Близость — страница 61 из 70

Разумеется, для Селины я не была призраком. Она видела, как я прошла мимо ее камеры, и ждала моего возвращения. Ее бледное лицо хранило совершенно спокойное выражение, но в тени под челюстью часто билась жилка, при виде чего сердце мое скакнуло и застучало быстрее.

Теперь уже не имело значения, будет ли кто-нибудь знать, сколько времени я провела с ней и как близко друг к другу мы стояли. Поэтому я подступила вплотную к Селине, и она принялась шепотом давать указания насчет завтрашней ночи:

– Вы должны ждать и думать обо мне. Из комнаты выходить нельзя, у вас должна гореть единственная свеча, с прикрытым пламенем. Я приду незадолго до рассвета…

Она говорила столь решительно и серьезно, что мне стало жутко.

– Но как вы это сделаете? – спросила я. – Ах, Селина, да разве же такое возможно? Как вы придете ко мне… как перенесетесь по воздуху?

Улыбнувшись, она взяла мою руку, перевернула ладонью вверх, отогнула край перчатки и поднесла мое запястье близко к своим губам.

– Что сейчас разделяет мои губы и вашу голую руку? Воздух, верно? Однако разве вы не чувствуете, когда я делаю вот так? – Она дохнула на мое запястье в голубых прожилках вен – и словно притянула в него все горячее тепло, во мне разлитое. Я вздрогнула, а она снова улыбнулась. – Ровно так же я приду к вам завтра ночью.
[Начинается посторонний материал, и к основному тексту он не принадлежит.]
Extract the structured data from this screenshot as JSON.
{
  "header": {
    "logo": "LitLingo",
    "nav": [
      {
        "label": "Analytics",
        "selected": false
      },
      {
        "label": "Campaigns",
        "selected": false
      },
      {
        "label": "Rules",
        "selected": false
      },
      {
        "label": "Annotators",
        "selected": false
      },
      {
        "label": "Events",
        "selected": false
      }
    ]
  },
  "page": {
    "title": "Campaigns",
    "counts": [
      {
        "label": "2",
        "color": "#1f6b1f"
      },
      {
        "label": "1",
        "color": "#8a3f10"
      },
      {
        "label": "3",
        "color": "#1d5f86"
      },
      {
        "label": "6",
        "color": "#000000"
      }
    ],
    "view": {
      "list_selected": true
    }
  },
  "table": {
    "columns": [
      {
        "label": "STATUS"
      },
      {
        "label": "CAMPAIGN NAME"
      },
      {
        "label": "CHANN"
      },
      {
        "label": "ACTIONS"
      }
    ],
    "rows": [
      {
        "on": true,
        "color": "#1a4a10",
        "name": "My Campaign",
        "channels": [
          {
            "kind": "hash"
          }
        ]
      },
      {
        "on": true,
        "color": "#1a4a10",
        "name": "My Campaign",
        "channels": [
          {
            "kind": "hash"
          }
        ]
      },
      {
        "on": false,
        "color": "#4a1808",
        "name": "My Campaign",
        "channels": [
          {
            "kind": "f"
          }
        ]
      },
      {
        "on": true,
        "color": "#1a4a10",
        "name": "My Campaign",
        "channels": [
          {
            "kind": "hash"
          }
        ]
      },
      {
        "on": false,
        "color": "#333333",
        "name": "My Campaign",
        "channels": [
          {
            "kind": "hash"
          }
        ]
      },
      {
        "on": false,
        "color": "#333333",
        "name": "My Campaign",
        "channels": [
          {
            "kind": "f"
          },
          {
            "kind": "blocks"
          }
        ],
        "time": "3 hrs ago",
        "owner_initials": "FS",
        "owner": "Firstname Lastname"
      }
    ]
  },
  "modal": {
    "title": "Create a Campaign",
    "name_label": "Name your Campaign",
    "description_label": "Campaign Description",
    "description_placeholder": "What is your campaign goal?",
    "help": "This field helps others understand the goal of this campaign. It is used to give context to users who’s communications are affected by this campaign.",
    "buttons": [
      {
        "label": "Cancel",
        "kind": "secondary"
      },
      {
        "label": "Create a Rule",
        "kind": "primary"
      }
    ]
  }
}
Я попыталась вообразить, как это будет: вот она вытягивается и утончается, становится как стрела, как скрипичная струна, как волос, как путеводная нить в лабиринте – длинная, дрожащая и тугая, такая тугая, что может лопнуть при соприкосновении с грубыми тенями. Увидев испуг в моих глазах, Селина сказала, что мне нельзя бояться, иначе я затрудню ей переход. Тогда меня охватил ужас перед собственным страхом, который обессилит, изнурит ее, возможно, причинит непоправимый вред, возможно, помешает преодолеть путь ко мне.

– Но вдруг я отниму у вас силу, сама того не желая? – спросила я. – Вдруг из-за меня ваша сила пропадет?

Я представила, что будет, если Селина не придет. Представила, что будет не с ней, а со мной. Внезапно я ясно увидела себя такой, какой она меня сделала, какой я стала. Увидела и помертвела от ужаса.

– Если вы не придете, я умру, – сказала я.

Конечно, Селина сама однажды говорила мне то же самое, но я произнесла эти слова так просто, таким ровным бесцветным голосом, что взгляд у нее сделался странным, лицо побелело и застыло. Мгновение спустя она обняла меня, уткнулась мне в шею и шепнула:

– Моя.

Она стояла совершенно неподвижно, но когда наконец отступила, мой воротник был мокрым от ее слез.

В коридоре раздался громкий голос миссис Джелф, объявляющей, что свободное время истекло. Селина вытерла ладонью глаза и отвернулась. Взявшись за прутья решетки, я смотрела, как она разворачивает и крепит к стене койку, встряхивает простыню и покрывала, выбивает пыль из серой подушки. Сердце ее, я знала, все еще колотилось, как и мое, руки ее слегка дрожали, как и мои, но движения, которыми она завязывала узлы на коечных веревках и отгибала верхний край тюремного одеяла, белого с изнанки, были четкие и точные, как у механической куклы. Похоже, за год она настолько привыкла к такой вот аккуратности, что не могла отказаться от нее даже сейчас, а возможно, и никогда уже не сможет.

Смотреть на это было тяжело. Я отвернулась и различила шорохи, производимые во всех камерах женщинами, занятыми такими же приготовлениями ко сну. Когда я снова взглянула на Селину, она уже расстегнула платье и придерживала его на груди обеими руками.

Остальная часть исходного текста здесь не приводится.